Oxygen arrives at the placenta in combination with haemoglobin, inside the mother’s red blood cells. The partial pressure of oxygen in the blood vessels in the placenta is relatively low, because the foetus is respiring.
Fetal haemoglobin
The mother’s haemoglobin therefore releases some of its oxygen, which diffuses from her blood into the foetus’ blood.
The partial pressure of oxygen in the foetus’ blood is only a little lower than that in its mother’s blood. However, the haemoglobin of the foetus is different from its mother’s haemoglobin. Fetal haemoglobin combines more readily with oxygen than adult haemoglobin does, thus the fetal haemoglobin will pick up oxygen which the adult haemoglobin has dropped.
Myoglobin
Myoglobin is a red pigment which combines reversibly with oxygen. It is not found in the blood, but inside cells in some tissues of the body, especially in muscle cells. The red colour of meat is largely caused by myoglobin.
It has just one haem group, and can combine with just one oxygen molecule. However, once combined, the oxymyoglobin molecule is very stable, and will not release its oxygen unless the partial pressure of oxygen around it is very low indeed. Myoglobin acts an oxygen store.
Problems with oxygen transport
Carbon monoxide
One property of haemoglobin which can prove to be very dangerous is that it combines readily and irreversibly with carbon monoxide.
When fumes are inhaled the CO readily diffuses across the walls of the alveoli, into blood, and into red blood cells. Here it combines with the haem groups in the haemoglobin molecules, forming carboxyhaemoglobin.
Carbon monoxide
Haemoglobin combines with carbon monoxide 250 times more readily than it does with oxygen. Carboxyhaemoglobin is very stable and remains combines with the haemoglobin for a long time.
The result of this is that even relatively low concentrations of carbon monoxide can cause death by asphyxiation.
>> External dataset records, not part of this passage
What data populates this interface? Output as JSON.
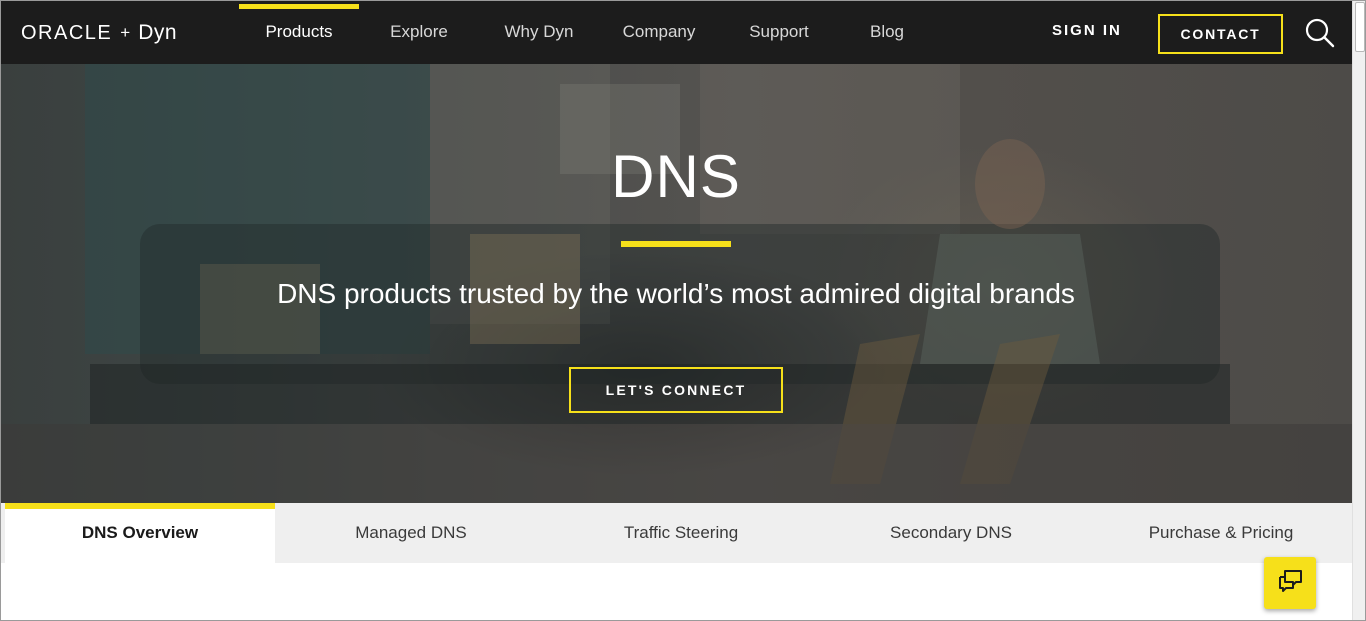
{
  "brand": {
    "oracle": "ORACLE",
    "plus": "+",
    "dyn": "Dyn"
  },
  "nav": {
    "items": [
      {
        "label": "Products",
        "active": true
      },
      {
        "label": "Explore",
        "active": false
      },
      {
        "label": "Why Dyn",
        "active": false
      },
      {
        "label": "Company",
        "active": false
      },
      {
        "label": "Support",
        "active": false
      },
      {
        "label": "Blog",
        "active": false
      }
    ],
    "sign_in": "SIGN IN",
    "contact": "CONTACT",
    "search_icon": "search-icon"
  },
  "hero": {
    "title": "DNS",
    "subtitle": "DNS products trusted by the world’s most admired digital brands",
    "cta": "LET'S CONNECT"
  },
  "subtabs": [
    {
      "label": "DNS Overview",
      "active": true
    },
    {
      "label": "Managed DNS",
      "active": false
    },
    {
      "label": "Traffic Steering",
      "active": false
    },
    {
      "label": "Secondary DNS",
      "active": false
    },
    {
      "label": "Purchase & Pricing",
      "active": false
    }
  ],
  "chat": {
    "icon": "chat-icon"
  },
  "colors": {
    "accent": "#f6e01a",
    "nav_bg": "#1c1c1c",
    "tab_bar_bg": "#efefef"
  }
}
The victim looks very bright red, the colour of Carboxyhaemoglobin.
Treatment of carbon monoxide poisoning involves administration of a mixture of pure oxygen and carbon dioxide – oxygen to combine with the haemoglobin and carbon dioxide to stimulate an increase in breathing rate.
High Altitude
We obtain our oxygen from the air around us. The further up we go e.g. if a person climbs a mountain, the lower the pressure is. This means the that the haemoglobin will become only 70% saturated in the lungs. Less oxygen will be carried around the body and the person may begin to feel breathless and ill.
If a person climbs steadily from sea level to a high altitude over just a few days, the body does not have enough time to adjust to this drop in oxygen availability, and the person may suffer from altitude sickness.
High Altitude
The symptoms frequently begin with an increase in the rate and depth of breathing, and a general feeling of dizziness and weakness.
These symptoms can easily be reversed by going down to a lower altitude.
Some people can become very ill. The arterioles in their brain dilate, increasing the amount of blood flowing into the capillaries, so that fluid begins to leak from them into the brain tissues. This can cause disorientation and fluid leaks in the lungs.